The child’s world and the child’s classroom, part 2 e In my previous post of the same title I described the immense differences between the world that today’s children inhabit and the classrooms that they enter every weekday morning. Below I have paired up the statements that I wrote in random order last time, in order to illustrate the striking differences between the two environments that our children move between. I wonder if you agree with what I have written?

source url Classroom: The adults control what is learned
World: The child can control what is learned

watch Classroom: There are defined spaces for learning
World: There are no fixed spaces for learning

Classroom: There are fixed hours for learning
World: There are no fixed hours for learning

singulair paediatric 4mg chewable tablets side effects Classroom: The child develops relationships with a limited number of adults and peers
World: The child can contact and learn from a limitless number of adults and peers around the world at any time, day or night

Classroom: Change is slow
World: Change is fast

Classroom: Learning tasks are assigned to children in sequential order
World: Multi-tasking by children is normal

Classroom: Leisure and learning are separate
World: Leisure and learning are blended together

Classroom: There is a defined body of knowledge to be learned
World: There is a limitless body of knowledge that can be learned

So, what should we do about this?

With very few exceptions, schools do little to bridge the gap between the classroom and the world. That may not be a bad thing! I have come to the conclusion that schools should not try to imitate the child’s world for two reasons, as follows:

1. The child’s world is not a ‘better’ world than the classroom; it is just different.
2. For many reasons – generational, technological, professional – schools will probably not be able to catch up with that world even they wished to.

So rather than imitate the child’s world, schools should aim to complement it by providing joys and challenges that are not found in that world. Above all, they should be aiming to ensure that children become critical, creative and adaptive thinkers with the resilience required to help them be successful and content whatever today and tomorrow may bring.

Thank you.

Next time: a dip into some fascinating research on how children succeed.

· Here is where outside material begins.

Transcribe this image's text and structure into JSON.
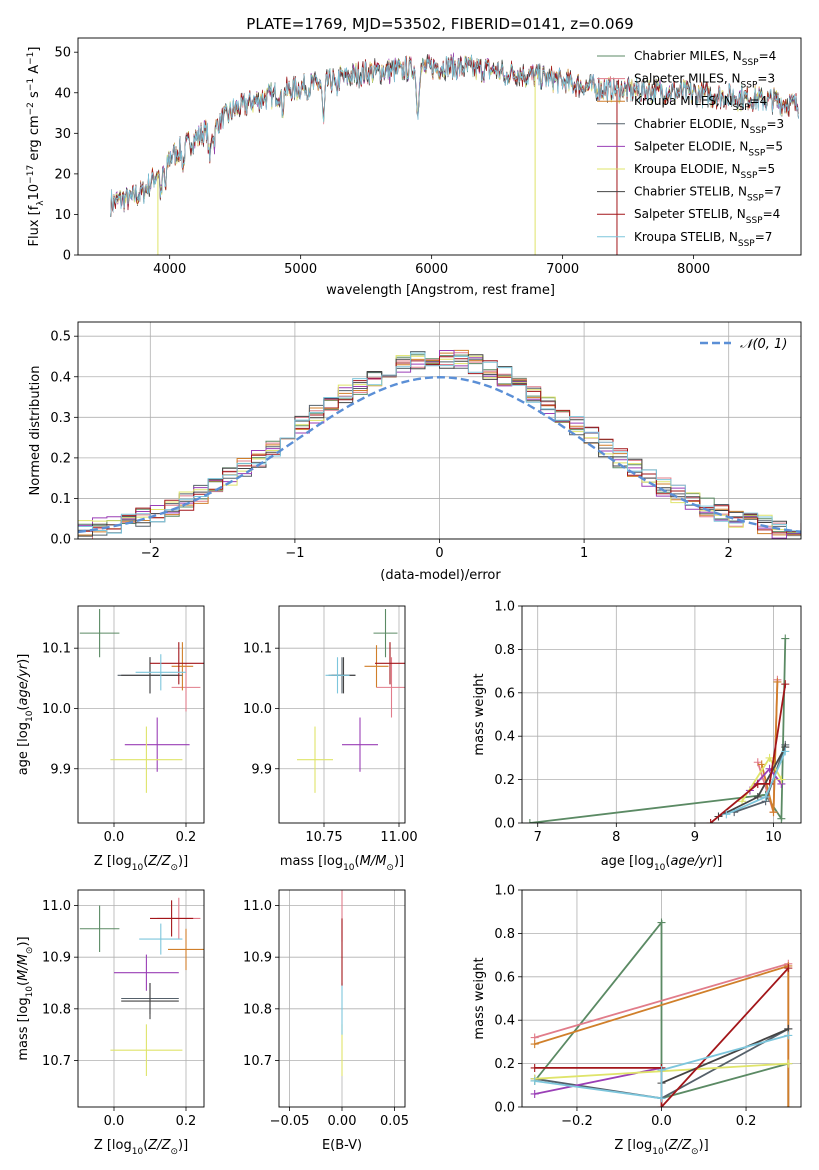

One thought on “The child’s world and the child’s classroom, part 2”

  1. Loved the contrasts between the classroom and the world that you have drawn out so clearly. I think it is great that the classroom “limits” the child’s world in a sense, because it allows their attention to be focused on a limited number of things and teaches them to delve deeper into chosen topics from their world and thus give a relative depth to knowledge gained rather than the superficial knowledge they skim in their world on a myriad of topics. Both the world and classroom are important in their own place for the child. Thanks Nick – thought provoking article!